Bob Porter, Ph.D., addressed more than 40 NASA key executives during their Annual Executive Summit held at Kennedy Space Center (KSC). The address focused on ways to help transform NASA’s current culture of government funded innovation to one that meets the needs of commercial space flight opportunities. His 90 minute address was titled “Doing the Right Thing: When we Left Oz.” According to Porter, the reference to Oz was used to highlight the contrast between the typical outsider’s view of NASA as a mysterious scientist, like the Wizard of Oz, versus the ordinary commercial space exploration industry which could be represented by someone from Kansas.
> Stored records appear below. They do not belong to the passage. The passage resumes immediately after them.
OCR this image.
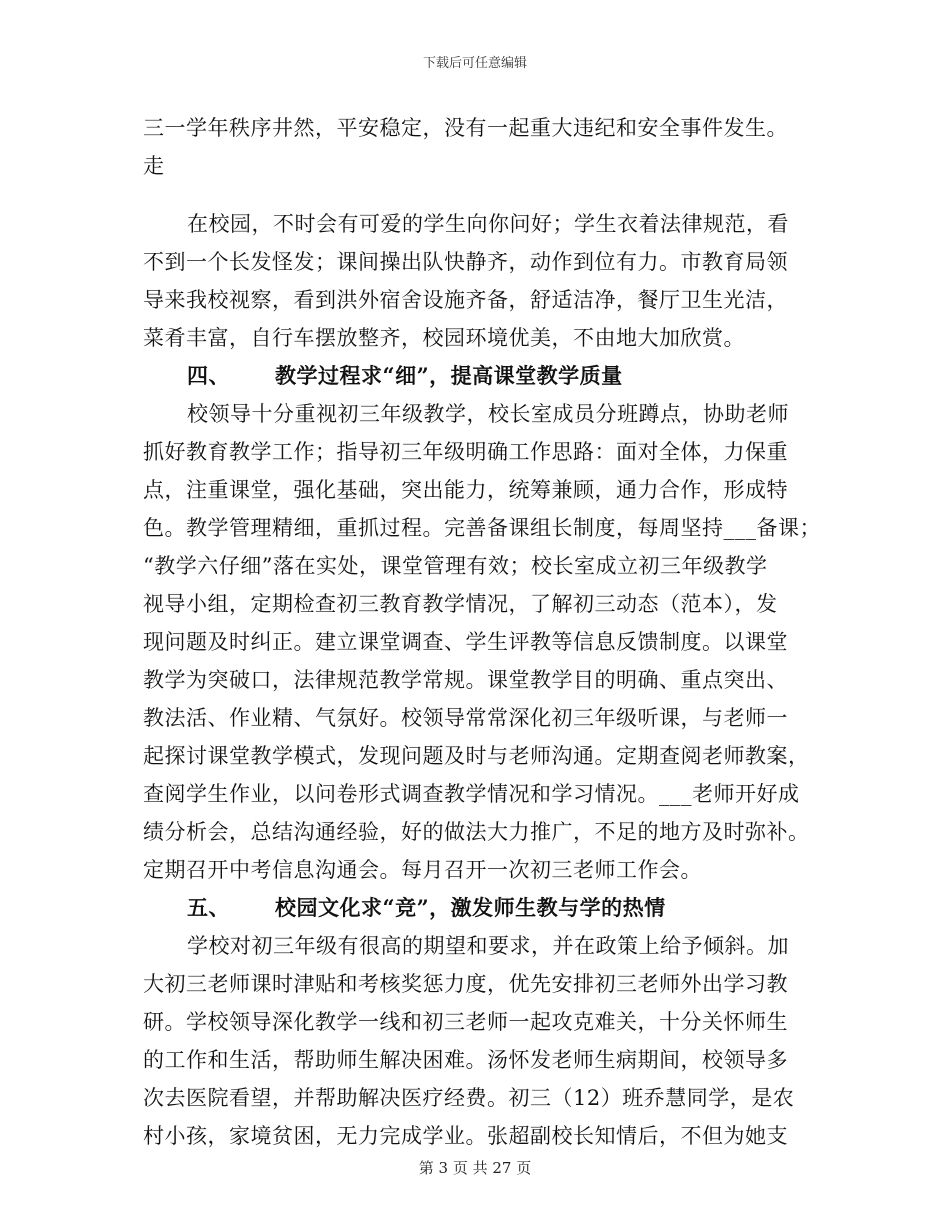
下载后可任意编辑
三一学年秩序井然，平安稳定，没有一起重大违纪和安全事件发生。
走
在校园，不时会有可爱的学生向你问好；学生衣着法律规范，看
不到一个长发怪发；课间操出队快静齐，动作到位有力。市教育局领
导来我校视察，看到洪外宿舍设施齐备，舒适洁净，餐厅卫生光洁，
菜肴丰富，自行车摆放整齐，校园环境优美，不由地大加欣赏。
四、 教学过程求“细”，提高课堂教学质量
校领导十分重视初三年级教学，校长室成员分班蹲点，协助老师
抓好教育教学工作；指导初三年级明确工作思路：面对全体，力保重
点，注重课堂，强化基础，突出能力，统筹兼顾，通力合作，形成特
色。教学管理精细，重抓过程。完善备课组长制度，每周坚持___备课；
“教学六仔细”落在实处，课堂管理有效；校长室成立初三年级教学
视导小组，定期检查初三教育教学情况，了解初三动态（范本），发
现问题及时纠正。建立课堂调查、学生评教等信息反馈制度。以课堂
教学为突破口，法律规范教学常规。课堂教学目的明确、重点突出、
教法活、作业精、气氛好。校领导常常深化初三年级听课，与老师一
起探讨课堂教学模式，发现问题及时与老师沟通。定期查阅老师教案，
查阅学生作业，以问卷形式调查教学情况和学习情况。___老师开好成
绩分析会，总结沟通经验，好的做法大力推广，不足的地方及时弥补。
定期召开中考信息沟通会。每月召开一次初三老师工作会。
五、 校园文化求“竞”，激发师生教与学的热情
学校对初三年级有很高的期望和要求，并在政策上给予倾斜。加
大初三老师课时津贴和考核奖惩力度，优先安排初三老师外出学习教
研。学校领导深化教学一线和初三老师一起攻克难关，十分关怀师生
的工作和生活，帮助师生解决困难。汤怀发老师生病期间，校领导多
次去医院看望，并帮助解决医疗经费。初三（12）班乔慧同学，是农
村小孩，家境贫困，无力完成学业。张超副校长知情后，不但为她支
第 3 页 共 27 页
In preparation for the address, he was given access to operations at KSC by way of in-depth behind the scenes tour of NASA operations. The tour was led by Jon Cowart, a long term NASA employee now heading the Commercial Crew Program. Porter noted that one of the highlights of the tour was getting inside the Vehicle Assembly Building and seeing the Space Shuttle Atlantis up-close before it was rolled out for public view. He was also given access to the Space-X launch site and assembly operations of the next Falcon 9 program. Space-X is a commercial space program founded by Elon Musk, who founded Paypal and the electric car company, Tesla.
While Porter teaches in the College of Business Administration, he is a graduate of UCF’s engineering program.
“UCF’s College of Engineering enjoys a strong relationship with NASA. My 20 plus years of engineering work helped me understand the situation that NASA finds itself in. My work in developing strategy for technology based companies, and my work with the College of Business Administration provides a strong connection between NASA and UCF. It is clear that NASA is comprised of brilliant individuals who have contributed immensely in a broad-spectrum of technology areas. NASA faces many challenges and they are committed to meet them,” he said.
After the presentation he spent time with KSC’s Director, Bob Cabana, a four time shuttle astronaut and graduate of the US Naval Academy. He noted that Cabana enjoyed the keynote address, found it to be on target and thought-provoking, and he asked personally Porter to come back and help with future strategic planning sessions. Porter was recently recognized by NASA with a letter of appreciation for his keynote address. He also has been contacted by two other NASA locations to assist them with their strategic planning and technology decisions.